Cepat-cepat langkah kakinya menuju anak tangga dengan sedikit melompat-lompat menaikinya, persis kelakuan anak kecil, membuka kancing kemeja putihnya dengan senyum miring di wajah tampannya.
'Baiklah, mari kita lihat sudah segemuk apa babi itu makan dengan porsi gila-gilaan,' batin Arkan dengan perasaan jijik dan geli.
Walaupun memasang wajah meremehkan, tapi ada kesenangan bermain di wajahnya.
***
Pintu kamar dibuka dengan sangat kasar. Arkan membuka dasinya secara serampangan, mata melirik dengan liarnya ke seluruh sudut kamar, mencari-cari sosok wanita yang membuat darahnya berdesir oleh rasa antusias yang aneh.
Wajah yang tersenyum menyeringai itu, menaikkan alisnya sebelah ketika mendengar suara dengkuran keras yang berasal dari atas kasur.
Begitu melihat sumber suara itu, pria ini melempar dasinya sembarangan ke lantai, bersedekap dengan wajah tidak enak dipandang ke arah sang wanita.
Casilda sedang tidur memunggunginya dalam keadaan mendengkur hebat.
“Memang, ya, babi seperti ini kelakuannya,” sinisnya dengan wajah jahat mendengus penuh hina.
Arkan berjalan mengitari tempat tidur, dan dengan satu kaki langsung menendang tubuh Casilda untuk terlentang menghadap langit-langit.
“Bangun! Dasar pemalas!” makinya dengan gerungan kasar, kening bertubrukan.
Casilda yang kekenyangan sampai tidak sadar tertidur saat membaca majalah menunggu pria itu pulang, akhirnya membuka mata dengan mulut penuh iler.
Samar-samar, di mata minusnya, dia melihat sosok tampan dan berkuasa dengan tubuh tegapnya berdiri menghadap ke arahnya.
“Si... apa?” serak Casilda pelan, masih belum sadar.

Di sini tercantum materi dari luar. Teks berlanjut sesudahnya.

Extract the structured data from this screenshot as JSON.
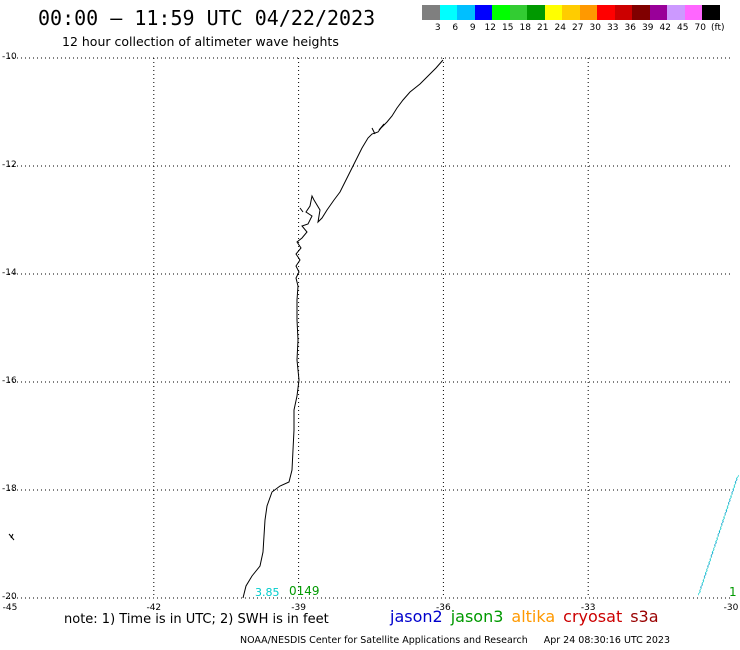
{
  "header": {
    "title": "00:00 – 11:59 UTC 04/22/2023",
    "subtitle": "12 hour collection of altimeter wave heights"
  },
  "colorbar": {
    "colors": [
      "#7f7f7f",
      "#00ffff",
      "#00bfff",
      "#0000ff",
      "#00ff00",
      "#33cc33",
      "#009900",
      "#ffff00",
      "#ffcc00",
      "#ff9900",
      "#ff0000",
      "#cc0000",
      "#800000",
      "#990099",
      "#cc99ff",
      "#ff66ff",
      "#000000"
    ],
    "labels": [
      "3",
      "6",
      "9",
      "12",
      "15",
      "18",
      "21",
      "24",
      "27",
      "30",
      "33",
      "36",
      "39",
      "42",
      "45",
      "70",
      "(ft)"
    ]
  },
  "axes": {
    "lon_ticks": [
      "-45",
      "-42",
      "-39",
      "-36",
      "-33",
      "-30"
    ],
    "lat_ticks": [
      "-10",
      "-12",
      "-14",
      "-16",
      "-18",
      "-20"
    ],
    "lon_range": [
      -45,
      -30
    ],
    "lat_range": [
      -20,
      -10
    ]
  },
  "observations": [
    {
      "value": "3.85",
      "color": "#00cccc"
    },
    {
      "value": "0149",
      "color": "#009900"
    },
    {
      "value": "1",
      "color": "#009900"
    }
  ],
  "note": "note: 1) Time is in UTC; 2) SWH is in feet",
  "satellites": [
    {
      "name": "jason2",
      "color": "#0000cc"
    },
    {
      "name": "jason3",
      "color": "#009900"
    },
    {
      "name": "altika",
      "color": "#ff9900"
    },
    {
      "name": "cryosat",
      "color": "#cc0000"
    },
    {
      "name": "s3a",
      "color": "#990000"
    }
  ],
  "footer": {
    "credit": "NOAA/NESDIS Center for Satellite Applications and Research",
    "timestamp": "Apr 24 08:30:16 UTC 2023"
  }
}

Arkan kembali menendang tubuh Casilda dengan hati berpilin, meneriakinya dengan penuh emosi, “aku tidak setuju memberimu pinjaman hanya untuk malas-malasan begini! Bangun!”
Casilda yang merasakan tendangan di kakinya untuk kedua kali, spontan hatinya berjengit kaget, bangun dengan wajah kacau.
“A-arkan?” ucapnya terbata panik, menggosok mata dengan pembawaan menggemaskan dengan tubuh gemuknya.
Ini membuat hati Arkan menjadi rumit dan tidak nyaman.
“Demammu? Bagaimana? Sudah turun, kan? Sudah minum obat?”
Casilda mengangguk pelan, tidak menjawab.
Mungkin dia jatuh tidur gara-gara habis minum obat juga beberapa saat lalu.
.................................
NOTE:
KARENA BAB 69 HILANG SECARA MISTERIUS, MAKA MULAI BAB INI, ISI BAB AKAN MULAI DIGESER SAMPAI BAB 177.
ISI BAB 70-177 MUNGKIN AKAN ACAK-ACAKAN MULAI 9 JULI 2023 SAMPAI BEBERAPA HARI KE DEPAN.